Housing element implementation includes tracking progress in meeting regional housing needs, preserving local housing stock, promoting equal housing opportunities and local efforts to remove governmental constraints to the maintenance, improvement and development of housing.
The report basically sums up whether the city is hitting housing metrics established by San Diego Association of Governments, better known as SANDAG.
SANDAG allocated 3,660 housing units to Santee about 10 years ago as part of its Regional Housing Needs Assessment, or RHNA allocation. The expectation was that Santee would meet that number between Jan. 1, 2010 and Dec. 31, 2020.
In actuality, Santee issued building permits for 1,374 units over that timeline: 10 very low income, 43 low income, 100 moderate income, and 1,221 above moderate income homes were permitted.
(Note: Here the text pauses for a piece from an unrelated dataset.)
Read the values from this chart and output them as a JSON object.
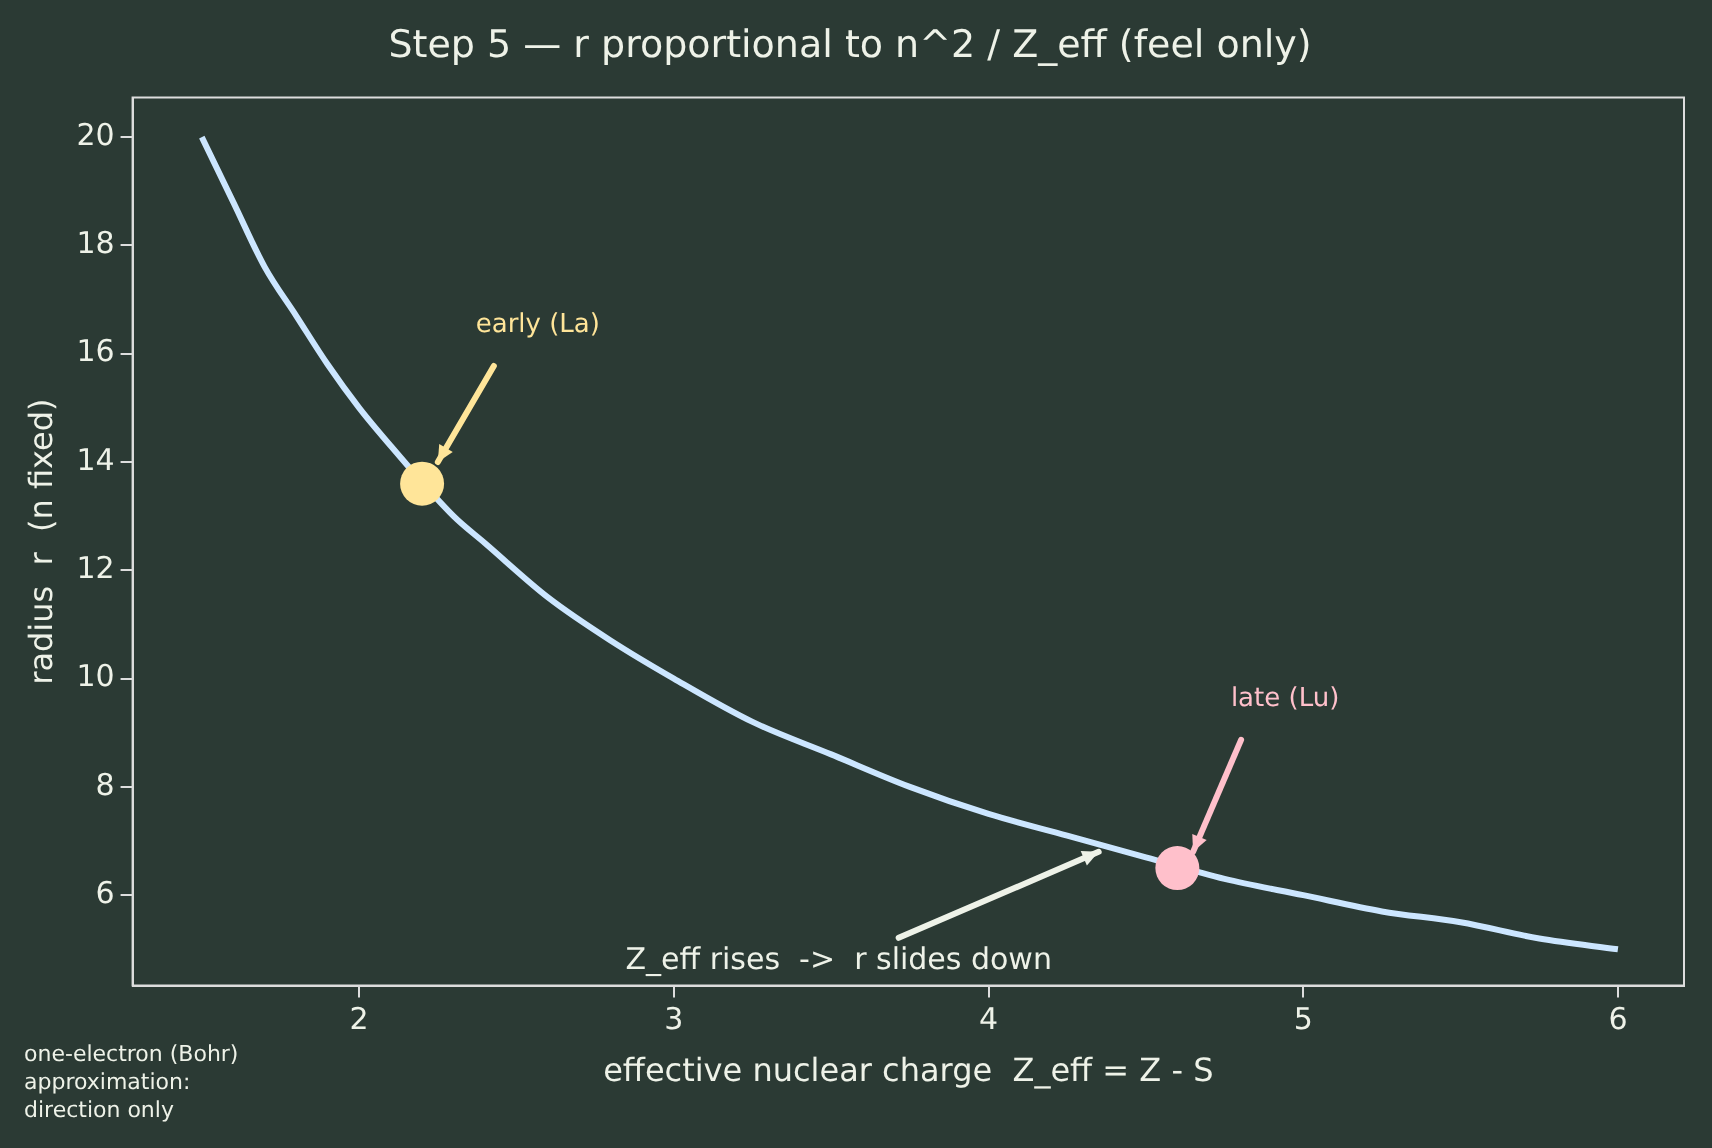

The city still has 2,286 units remaining in the RHNA allocation.
The 2020 report discussed last week shows three development applications for a total of 95 units were submitted in 2020.
Santee Project Planner Michael Coyne said the Department of Housing and Community Development relies on the building permits that are issued to formulate data.
Building permits were issued for a total of 227 residential units in Santee during 2020.
That total includes permits for 220 multiple-family units, four single-family residences and three accessory dwelling units.
Additionally, 131 residential building permits were finalized; all work associated with those permits is completed.
In addition to the 227 specific building permits, 3,063 units were entitled in 2020; 3,008 of those units are part of the Fanita Ranch development.
The submitted report shows no sites were rezoned to accommodate a shortfall in housing, the city did not issue any commercial development bonuses for affordable housing, and no developments were converted from non-affordable to affordable.
Santee Mayor John Minto questioned how, in eight years, the city has only produced 1,374 units.
“That’s not very many houses or living spaces each year,” Minto said, noting the city has not met its allocation.
Coyne said part of the reason why some numbers appear low is due to the fact that earlier projections included development of Fanita Ranch units which have not been developed.
“I’m trying to point out all this is governed by the state of California,” Minto said, who went on to say the state is now looking into applying consequences to cities and counties that fail to meet allocations, unlike past years where there were no consequences for unmet goals.
“In the past, we’d designate land with a certain zoning then get by without actually building homes but now we have to actually build homes in the next eight years,” Minto said.
City Council member Rob McNelis said the city used to rely on redevelopment funding as a mechanism to install more affordable housing.
“We used to be able to fill that gap but California took it away, then increased the requirement to put in low and very-low, and even moderate housing with no mechanism for that,” McNelis said, then rhetorically asked how the state thinks municipalities can meet that without redevelopment funding.
“San Diego county has less than two weeks for housing inventory right now, it’s absurd. We have to build houses,” McNelis said.
After little discussion, Minto called for a vote and city council unanimously voted to submit the report to the California State Office of Housing and Community Development.